Apple moet gedacht hebben: waarom zou je het heel simpel doen wanneer het ook verschrikkelijk moeilijk kan? Je zoekt op de iPad dus tevergeefs naar een usbpoort en ook naar een gleuf waar zo'n handig SD-kaartje uit je fotocamera in past. Vanaf de eerste iPad die van de productieband kwam was iedereen daar verbijsterd over, maar de vierde versie die ik heb, heeft die slimme poorten nog steeds niet. Die poorten hadden het toch al zo prijzige apparaat misschien een dubbeltje duurder gemaakt in de productie.
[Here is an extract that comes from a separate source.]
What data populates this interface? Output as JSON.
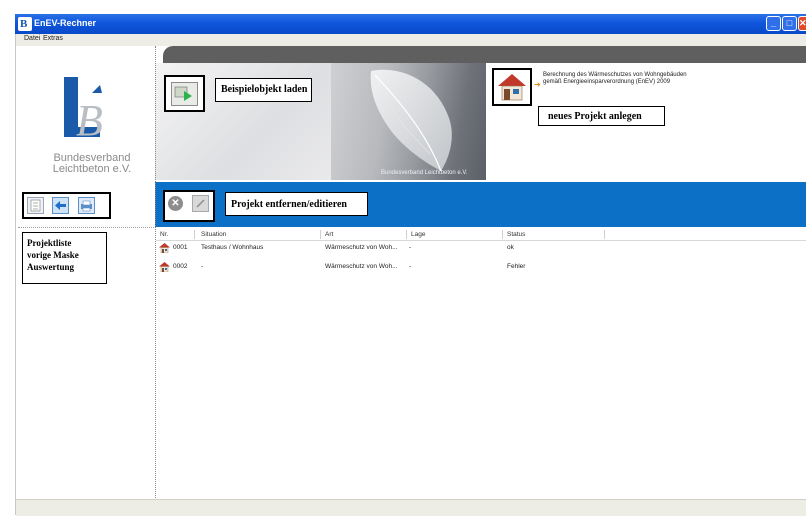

Dat dubbeltje zou ik heel graag betaald hebben, want dan had ik mijn iPad bijvoorbeeld kunnen kunnen gebruiken voor het laten zien van foto's en filmpjes van mijn kleinkinderen aan mijn kennissen.

Ik ben geen dummy op het gebied van computers. Zo'n dertig jaar geleden was ik één van de eersten die er één in huis had. Bij de computerlessen op mijn werk was ik het hele boek al door toen de anderen nog met het tweede hoofdstuk zaten te worstelen. Ik heb vele jaren lang iedereen om mij heen geholpen met de meest lastige computerproblemen. Zelfs met deze staat van dienst is het het mij echter nog niet gelukt een filmpje op de iPad te krijgen. Ook boeken en tijdschriften hielpen mij niet verder. Nergens vind ik een stap-voor-stap handleiding 'Hoe zet ik een filmpje op mijn iPad?'. Zoek het zelf maar uit. Dat heb ik vele uren lang geprobeerd, maar ik kom er niet uit. Ik word daar wanhopig, gefrustreerd, boos, beschaamd en verdrietig van. De iPad is mijn Waterloo geworden.

woensdag 9 januari 2013

Alles kan.

alles kan
behalve een scheet
op een plankje timmeren
had opa hem geleerd
en vanaf die dag
wist hij één ding zeker:
hij zou de eerste zijn
die het gelukt was
een scheet
op een plankje te timmeren.

dat viel nog lang niet mee
want scheten zijn
zoals bekend
vluchtig van aard
en moeilijk om te vangen
en steeds wanneer hij dacht
- hé hé, een scheet -
was die weer weg
voordat hij zelfs nog maar
een hamer in de hand kon nemen.

pas heel veel jaren later
was het hem
dan toch gelukt
een flinke scheet te vangen
en met wat forse hamerslagen
werd de scheet
- het was een heel erg vieze -
genageld aan het houten plankje
dat hij voor dat doel
voortdurend bij de hand had.

natuurlijk wilde hij dat feit
vol trots nu
aan de mensheid tonen maar
helaas.......
wanneer hij iemand vroeg
het wereldwonder te aanschouwen
dan draaiden zij zich al van ver
vol walging en
vervuld van afschuw om en
niemand die nog maar een stapje
dichterbij wenste te komen.


en dus leren opa's
hun kleinkind nog steeds
dat alles kan........
behalve......
een scheet op een plankje timmeren.


(Ingesproken door de auteur, Henc de Roo)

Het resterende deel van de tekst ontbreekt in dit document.